When thousands of samples are going through a laboratory there are a few potential disadvantages:
- It may lead to lack of personal knowledge of particular patients of interest.
- If the (automated) system breaks down for whatever reason then it may be difficult to transfer samples to a lab close by or to process the same number of samples manually.
- The laboratory service may become less personal and relationships between lab staff and clinicians may become more detached.
While automation within microbiology laboratories should be embraced (not least because it is completely inevitable), efforts should also be made to counteract the potential difficulties as above. So how big is too big? Again this is a difficult question, but I suspect that once a microbiology (bacteriology) laboratory starts processing over a million samples a year then the factors above will start to become prominent.

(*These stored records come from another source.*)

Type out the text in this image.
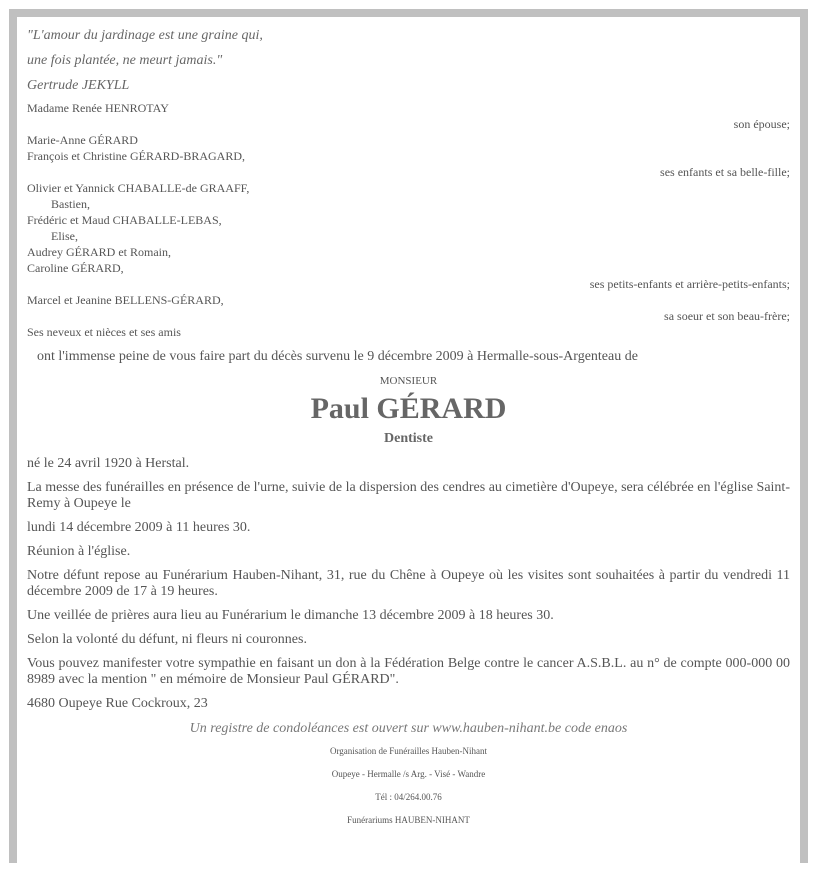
"L'amour du jardinage est une graine qui,

une fois plantée, ne meurt jamais."

Gertrude JEKYLL

Madame Renée HENROTAY

son épouse;

Marie-Anne GÉRARD

François et Christine GÉRARD-BRAGARD,

ses enfants et sa belle-fille;

Olivier et Yannick CHABALLE-de GRAAFF,

Bastien,

Frédéric et Maud CHABALLE-LEBAS,

Elise,

Audrey GÉRARD et Romain,

Caroline GÉRARD,

ses petits-enfants et arrière-petits-enfants;

Marcel et Jeanine BELLENS-GÉRARD,

sa soeur et son beau-frère;

Ses neveux et nièces et ses amis

ont l'immense peine de vous faire part du décès survenu le 9 décembre 2009 à Hermalle-sous-Argenteau de

MONSIEUR
Paul GÉRARD
Dentiste

né le 24 avril 1920 à Herstal.

La messe des funérailles en présence de l'urne, suivie de la dispersion des cendres au cimetière d'Oupeye, sera célébrée en l'église Saint-Remy à Oupeye le

lundi 14 décembre 2009 à 11 heures 30.

Réunion à l'église.

Notre défunt repose au Funérarium Hauben-Nihant, 31, rue du Chêne à Oupeye où les visites sont souhaitées à partir du vendredi 11 décembre 2009 de 17 à 19 heures.

Une veillée de prières aura lieu au Funérarium le dimanche 13 décembre 2009 à 18 heures 30.

Selon la volonté du défunt, ni fleurs ni couronnes.

Vous pouvez manifester votre sympathie en faisant un don à la Fédération Belge contre le cancer A.S.B.L. au n° de compte 000-000 00 8989 avec la mention " en mémoire de Monsieur Paul GÉRARD".

4680 Oupeye Rue Cockroux, 23

Un registre de condoléances est ouvert sur www.hauben-nihant.be code enaos
Organisation de Funérailles Hauben-Nihant
Oupeye - Hermalle /s Arg. - Visé - Wandre
Tél : 04/264.00.76
Funérariums HAUBEN-NIHANT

It is important that in the transition to Total Lab Automation, a process which most microbiology labs will undergo over the next 5-20 years, our microbiology laboratories remain laboratories, and do not become factories….
Different microbiology laboratories often have different ways of doing things, even when under the same company or management board. There are often good reasons for these differences.
I would regard valid reasons for differences in laboratory systems falling into the following categories:
• Local disease epidemiology
• Local antimicrobial resistance patterns
• Financial reasons
• Logistical reasons
• Cultural reasons
Another reason for differences between laboratory systems are dictats from higher or corporate management levels. This may not always be welcome as the control here is somewhat outwith the laboratory itself.
Then there are the not so valid reasons for laboratory differences, which unfortunately occur all too frequently. These are:
• “Personal preference”
• “This is the way it has always been done here in this lab…”
As I work in different laboratories over the next few months, it will be interesting to see what the process differences are between laboratories that are supposedly closely linked. Where differences exist, I will try and assess whether they are justified or whether the “Ego” or “Institutionalisation” has created them.